Faith is not just belief. Faith is a belief that allows one to keep on keeping on, even in the face of failure. Before he was the leader of a nation, Moses was a 40-year-old failure, running from the Pharaoh. Before he was a preacher on Pentecost, Peter lied and denied that he even knew Jesus. Before he penned the Gospel of Mark, he offended the Apostle Paul so much that Paul would not even take Mark on a missionary trip with him.

 

It is not your failures that define you. It is how many times you are willing to fail and then try again. Everyone remembers Will Rogers for his great wit and sense of humor. He did not start out as a humorist.

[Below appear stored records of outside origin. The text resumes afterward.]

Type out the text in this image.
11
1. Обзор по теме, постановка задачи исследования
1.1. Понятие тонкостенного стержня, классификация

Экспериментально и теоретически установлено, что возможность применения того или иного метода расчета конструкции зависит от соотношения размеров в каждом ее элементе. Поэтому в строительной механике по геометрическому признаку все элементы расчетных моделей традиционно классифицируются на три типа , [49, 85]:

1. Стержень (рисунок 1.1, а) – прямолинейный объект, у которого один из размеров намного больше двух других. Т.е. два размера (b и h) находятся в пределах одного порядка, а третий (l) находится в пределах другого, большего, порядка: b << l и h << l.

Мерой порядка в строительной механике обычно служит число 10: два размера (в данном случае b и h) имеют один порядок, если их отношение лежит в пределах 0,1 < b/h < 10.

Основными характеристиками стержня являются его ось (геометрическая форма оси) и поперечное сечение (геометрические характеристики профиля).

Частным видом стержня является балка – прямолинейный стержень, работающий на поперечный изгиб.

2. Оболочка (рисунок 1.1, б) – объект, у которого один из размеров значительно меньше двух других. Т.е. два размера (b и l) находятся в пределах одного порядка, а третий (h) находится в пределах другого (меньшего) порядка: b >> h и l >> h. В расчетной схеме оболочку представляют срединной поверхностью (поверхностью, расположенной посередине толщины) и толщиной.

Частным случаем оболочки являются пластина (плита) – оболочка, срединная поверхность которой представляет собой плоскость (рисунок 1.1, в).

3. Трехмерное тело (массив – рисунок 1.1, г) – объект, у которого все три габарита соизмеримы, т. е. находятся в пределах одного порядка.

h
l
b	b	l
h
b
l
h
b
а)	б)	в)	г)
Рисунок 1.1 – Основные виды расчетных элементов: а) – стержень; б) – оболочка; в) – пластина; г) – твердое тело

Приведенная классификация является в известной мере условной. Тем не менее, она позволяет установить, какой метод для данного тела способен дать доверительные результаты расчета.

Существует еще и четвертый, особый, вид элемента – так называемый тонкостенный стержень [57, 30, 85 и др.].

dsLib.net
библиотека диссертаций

He started out as an act that entertained audiences with rope tricks. One day, in the middle of his act, Will failed. He got tangled up in his ropes. Facing people who had paid money to see him do rope tricks, he said, “A rope ain’t so bad to get tangled up in if it ain’t around your neck.” The audience roared. He loved their response to his humor. His failure changed his life.

 

Failure is not a sin. As the Bible says, “The godly may trip seven times, but they will get up again. But one disaster is enough to overthrow the wicked.” (Proverbs 24:16). You have only failed with you quit trying. There is a difference between saying, “I have failed” and “I am a failure.” Everyone fails, but not everyone is a failure.

 

Lonnie Davis

Excuses or Opportunities

Excuses or Opportunities

 

Luke 14:16-18 –

“He said to him, ‘A man was giving a big dinner, and he invited many; and at the dinner hour he sent his slave to say to those who had been invited, ‘Come; for everything is ready now.’ ‘But they all alike began to make excuses.’”

 

Bob knocked on his neighbor’s door. When Barry answered the knock, Bob asked him, “Can I borrow your rope?” “No,” Barry answered, “we are using it.” Bob was surprised at being turned down and probed, “Really? What are you using it for?” “Well,” Barry answered, “we are using it to tie up our orange juice.” “How is that possible,” Bob asked. Barry paused and then responded, “I don’t know, but if you don’t want to do something, then one excuses is as good as another.”

 

Over the decades of preaching, I’ve heard just about every excuse imaginable for forsaking the worship of God. People have told me that they do not come because they are too busy. Some have told me that they don’t come because they are out of town. (Every Sunday?) I knew one many who had a mysterious illness that afflicted him on Sunday, but never on Saturday (the Devil must have sent it). I do not know how many times I have had people tell me that they were coming, but just as they were getting ready, relatives from out of town came over.

 

Let me tell you how one man handled such a situation. One Wednesday night in 1999, it was getting near church time. Byron Nelson had a friend come by for help with his golf swing. As it drew nearer the time for Bible study, he turned to the friend and said, “We go to church on Wednesday night. You are welcome to come with us or stay here till we get back.” The friend decided he too would go to study the Bible. So that night Byron and his wife brought Payne Stewart to worship and Bible study in a little church in Roanoke, Texas.

 

He could have just said, “I have company, famous company, so I’ll just stay here with him.” He did not. He used that time as an opportunity to bring a friend to worship. Some folks look for excuses to miss worship and others look for opportunities to share worship and Bible study.